Sativas are usually much taller than indica: two- or three-meter-long bushes of the former against one and a half-meter-long - that's the maximum! - of the second one. Sativa grows upward, has long internodes, and has large fan-shaped leaves of a light green color. This is exactly the plant that the imagination pictures when you say "marijuana". Indica grows broadly - it is a bushy "herringbone" with dark green leaves and a root system that goes deep. Its inflorescences are also different, with sativas being larger but looser, while indica's are small but very dense and resinous.
Sativa varieties deliver a high, a heady, energizing effect that brings you to your feet and loosens your tongue. A sense of overpowering happiness attaches. Indica, on the contrary, provides the stoner: thoughts lose focus, the body relaxes and spreads out on the first horizontal surface found. Everything is accompanied by a state of complete tranquility and an unwillingness to move even a finger. Of course, both descriptions are somewhat exaggerated. In reality, the intensity and nuances of the effects will depend strongly not only on the genetics of the strain, but also on the individual himself. Also, in hybrids, strains that combine indica and sativa genes, these effects are often combined in different variations.
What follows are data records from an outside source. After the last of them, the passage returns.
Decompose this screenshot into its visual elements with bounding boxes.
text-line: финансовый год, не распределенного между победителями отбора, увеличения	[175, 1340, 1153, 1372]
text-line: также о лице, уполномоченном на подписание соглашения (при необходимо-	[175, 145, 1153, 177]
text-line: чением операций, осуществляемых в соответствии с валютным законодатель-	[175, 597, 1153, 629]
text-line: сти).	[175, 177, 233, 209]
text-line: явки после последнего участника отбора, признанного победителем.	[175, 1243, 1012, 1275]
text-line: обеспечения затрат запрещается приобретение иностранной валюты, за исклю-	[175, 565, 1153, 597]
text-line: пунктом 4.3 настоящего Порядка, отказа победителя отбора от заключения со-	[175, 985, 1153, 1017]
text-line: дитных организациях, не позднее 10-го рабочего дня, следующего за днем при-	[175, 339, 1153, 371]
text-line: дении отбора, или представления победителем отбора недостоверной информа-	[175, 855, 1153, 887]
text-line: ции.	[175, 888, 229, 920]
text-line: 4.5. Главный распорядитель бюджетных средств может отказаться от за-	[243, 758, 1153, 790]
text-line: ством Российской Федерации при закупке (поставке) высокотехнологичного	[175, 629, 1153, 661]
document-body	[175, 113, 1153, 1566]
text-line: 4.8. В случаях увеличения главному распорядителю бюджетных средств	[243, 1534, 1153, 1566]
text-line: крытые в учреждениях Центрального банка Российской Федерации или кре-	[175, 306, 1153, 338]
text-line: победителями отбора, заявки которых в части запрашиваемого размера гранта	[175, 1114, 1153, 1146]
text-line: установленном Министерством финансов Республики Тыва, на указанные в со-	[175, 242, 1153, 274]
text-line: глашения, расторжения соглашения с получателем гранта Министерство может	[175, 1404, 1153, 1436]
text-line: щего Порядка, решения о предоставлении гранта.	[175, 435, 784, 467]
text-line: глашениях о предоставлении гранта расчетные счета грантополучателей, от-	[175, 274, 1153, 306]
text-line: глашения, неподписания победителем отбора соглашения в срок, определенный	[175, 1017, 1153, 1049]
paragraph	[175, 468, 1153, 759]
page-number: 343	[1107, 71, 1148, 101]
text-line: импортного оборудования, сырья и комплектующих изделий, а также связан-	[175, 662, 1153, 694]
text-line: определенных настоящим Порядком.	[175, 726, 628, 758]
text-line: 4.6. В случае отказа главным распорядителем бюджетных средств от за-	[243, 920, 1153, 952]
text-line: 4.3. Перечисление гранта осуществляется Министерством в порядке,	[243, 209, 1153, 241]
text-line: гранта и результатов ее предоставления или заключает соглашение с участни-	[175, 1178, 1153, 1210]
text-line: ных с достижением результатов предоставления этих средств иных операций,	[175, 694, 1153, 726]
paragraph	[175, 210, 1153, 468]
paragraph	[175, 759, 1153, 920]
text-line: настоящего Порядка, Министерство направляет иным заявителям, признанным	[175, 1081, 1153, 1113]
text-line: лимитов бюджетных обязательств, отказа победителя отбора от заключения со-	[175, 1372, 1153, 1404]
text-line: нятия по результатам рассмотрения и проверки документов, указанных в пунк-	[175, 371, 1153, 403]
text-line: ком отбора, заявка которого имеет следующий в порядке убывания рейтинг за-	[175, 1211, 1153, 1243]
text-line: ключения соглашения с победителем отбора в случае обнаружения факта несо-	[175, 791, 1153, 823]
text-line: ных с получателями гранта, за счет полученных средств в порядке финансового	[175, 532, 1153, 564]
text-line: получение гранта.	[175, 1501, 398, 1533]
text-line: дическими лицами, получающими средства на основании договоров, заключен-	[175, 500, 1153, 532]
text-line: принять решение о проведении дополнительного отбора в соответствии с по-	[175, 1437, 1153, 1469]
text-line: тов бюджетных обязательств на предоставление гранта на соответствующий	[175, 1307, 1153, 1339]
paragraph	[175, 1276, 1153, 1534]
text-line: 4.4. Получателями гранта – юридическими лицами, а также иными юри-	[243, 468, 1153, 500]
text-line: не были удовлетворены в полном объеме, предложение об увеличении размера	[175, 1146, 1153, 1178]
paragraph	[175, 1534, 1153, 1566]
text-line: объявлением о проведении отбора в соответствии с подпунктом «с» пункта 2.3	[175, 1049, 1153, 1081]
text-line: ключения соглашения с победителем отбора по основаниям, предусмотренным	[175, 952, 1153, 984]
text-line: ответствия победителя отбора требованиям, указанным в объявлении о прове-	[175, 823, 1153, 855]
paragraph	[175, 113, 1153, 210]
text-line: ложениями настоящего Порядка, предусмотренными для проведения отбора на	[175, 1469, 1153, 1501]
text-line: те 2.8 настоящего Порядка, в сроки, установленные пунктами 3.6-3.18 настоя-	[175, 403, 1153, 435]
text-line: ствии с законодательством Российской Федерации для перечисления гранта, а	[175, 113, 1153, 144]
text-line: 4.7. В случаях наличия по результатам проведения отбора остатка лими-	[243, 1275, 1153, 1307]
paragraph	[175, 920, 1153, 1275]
The difference between sativa and indica is evident in their care: The former likes humidity and heat, and feels good in hot summers, while the latter prefers dryness and cooler temperatures, up to 24C, and tolerates a drop to 15C or even lower. Sativa strains tend to be resistant to mold and fungus, and indica tolerates frosts more easily. In addition, indica varieties ripen faster, but sativa varieties - on average - produce a larger yield.